Mr. Yang delicately sipped at his cappucino. "It's bitter but so is my life," he remarked, putting down the cup and looking out the window.
"What's the matter?" I asked. "We agreed to meet and have a good time before I leave town but you're pulling a long face. What is your problem?" I asked, half jokingly, half seriously.
"I must make a confession. Last year I put money in the stock market; I've just learned that I lost it all. What will I tell my wife? My attempts at joining in the reforms and getting rich have all failed," he replied, glancing at me quickly and looking away.
For a few minutes I couldn't think of anything adequate to say because I, too, had recently lost a significant amount of money-but in the U.S. stock market. Chinese or American, socialist or capitalist, stock markets are always going to involve risk and, because of the Internet and world trading practices, many financial transactions today are interdependent.
Yet China's banking systems, for various financial and political reasons, do not operate by the same rules as Western banks.
One reason centers around the fact that China's impressive economic growth and development is not yet fully developed. The current transition phase contains systematic inadequacies--a clear dichotomy exists between capitalist and communist monetary philosophies. For example, the Chinese banking system often encourages companies to carry on producing when profit margins are low or non-existent. In contrast to the United States, Chinese banks are highly liquid because citizens save up to 40 percent of their earnings and keep them in the bank. Officials have uncommon access rights to loan out money.

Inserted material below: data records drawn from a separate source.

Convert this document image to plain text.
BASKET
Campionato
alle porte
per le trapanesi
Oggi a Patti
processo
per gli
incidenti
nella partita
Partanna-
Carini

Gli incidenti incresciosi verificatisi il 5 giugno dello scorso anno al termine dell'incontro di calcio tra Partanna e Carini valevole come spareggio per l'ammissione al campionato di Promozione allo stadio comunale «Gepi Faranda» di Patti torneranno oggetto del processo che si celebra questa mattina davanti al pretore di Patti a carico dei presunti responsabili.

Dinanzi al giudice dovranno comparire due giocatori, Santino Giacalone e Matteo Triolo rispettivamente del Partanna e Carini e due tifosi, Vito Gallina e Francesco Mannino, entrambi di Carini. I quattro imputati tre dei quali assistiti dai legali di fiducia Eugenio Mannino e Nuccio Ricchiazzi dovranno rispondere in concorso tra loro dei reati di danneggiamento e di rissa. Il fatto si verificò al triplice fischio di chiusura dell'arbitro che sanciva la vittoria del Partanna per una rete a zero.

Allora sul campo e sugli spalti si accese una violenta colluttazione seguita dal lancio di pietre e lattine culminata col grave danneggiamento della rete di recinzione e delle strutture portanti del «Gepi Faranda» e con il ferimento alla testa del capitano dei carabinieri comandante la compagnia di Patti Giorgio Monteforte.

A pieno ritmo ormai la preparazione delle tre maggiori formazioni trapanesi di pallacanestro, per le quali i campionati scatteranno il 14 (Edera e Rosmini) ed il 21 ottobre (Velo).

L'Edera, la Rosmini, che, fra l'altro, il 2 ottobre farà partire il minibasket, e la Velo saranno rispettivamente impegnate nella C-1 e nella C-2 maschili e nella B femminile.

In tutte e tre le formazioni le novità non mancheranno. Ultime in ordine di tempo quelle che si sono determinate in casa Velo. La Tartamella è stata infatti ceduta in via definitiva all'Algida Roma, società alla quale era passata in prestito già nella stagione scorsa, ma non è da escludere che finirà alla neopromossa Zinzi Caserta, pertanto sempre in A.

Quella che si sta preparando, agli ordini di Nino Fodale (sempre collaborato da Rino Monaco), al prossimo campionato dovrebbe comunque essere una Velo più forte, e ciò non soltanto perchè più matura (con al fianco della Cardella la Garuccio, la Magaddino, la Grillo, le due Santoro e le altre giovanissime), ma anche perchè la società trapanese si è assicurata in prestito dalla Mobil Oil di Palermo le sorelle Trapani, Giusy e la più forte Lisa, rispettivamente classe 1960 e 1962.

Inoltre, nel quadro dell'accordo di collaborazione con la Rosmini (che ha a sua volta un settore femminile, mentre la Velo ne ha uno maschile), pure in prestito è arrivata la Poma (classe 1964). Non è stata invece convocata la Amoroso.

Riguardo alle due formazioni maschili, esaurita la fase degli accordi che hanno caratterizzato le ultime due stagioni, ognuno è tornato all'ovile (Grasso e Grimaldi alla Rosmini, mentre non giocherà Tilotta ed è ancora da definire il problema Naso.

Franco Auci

Some Chinese bankers feel that a domino effect would be triggered if loans were called in: other companies would go under, unemployment would rise, and company suppliers would go out of business. Consumer spending would then drop, and social unrest would rise. For these reasons Chinese banks wait and/or do nothing, while U.S. banks operating in normal market economies would call in loans and/or cause enterprises to file for bankruptcy.
Moreover, Western companies can't keep selling below cost for years and years, but Chinese companies with huge loans do. Banks encourage oversupplies while firms seek diversification, because in China expansion equates with increasing scale and reducing unit costs. In effect, profits and losses are calculated differently.
Large Fortune 500 companies have been flocking to China despite the banking differences. The marriage of cheap labor with modern factories and technology makes outsourcing profitable for their shareholders. This helps fuel further urbanization throughout China. The massive differences in living and cultural standards between rural and urban areas have created a kind of time-warp effect that has boosted China's economic rise due to the cost-of-living differentials.
Thinking about this, I said, "Mr. Yang, although you've lost some money, you live in the provinces. Your money buys more there in terms of food, shelter and luxury goods, so what you lost is not as much as what you would have lost if you were a Beijing resident."
"I guess you could look at it that way," Mr. Yang answered slowly. He sipped his coffee thoughtfully and added, "You're a clever girl. Please tell me how I'm going to explain it to my wife."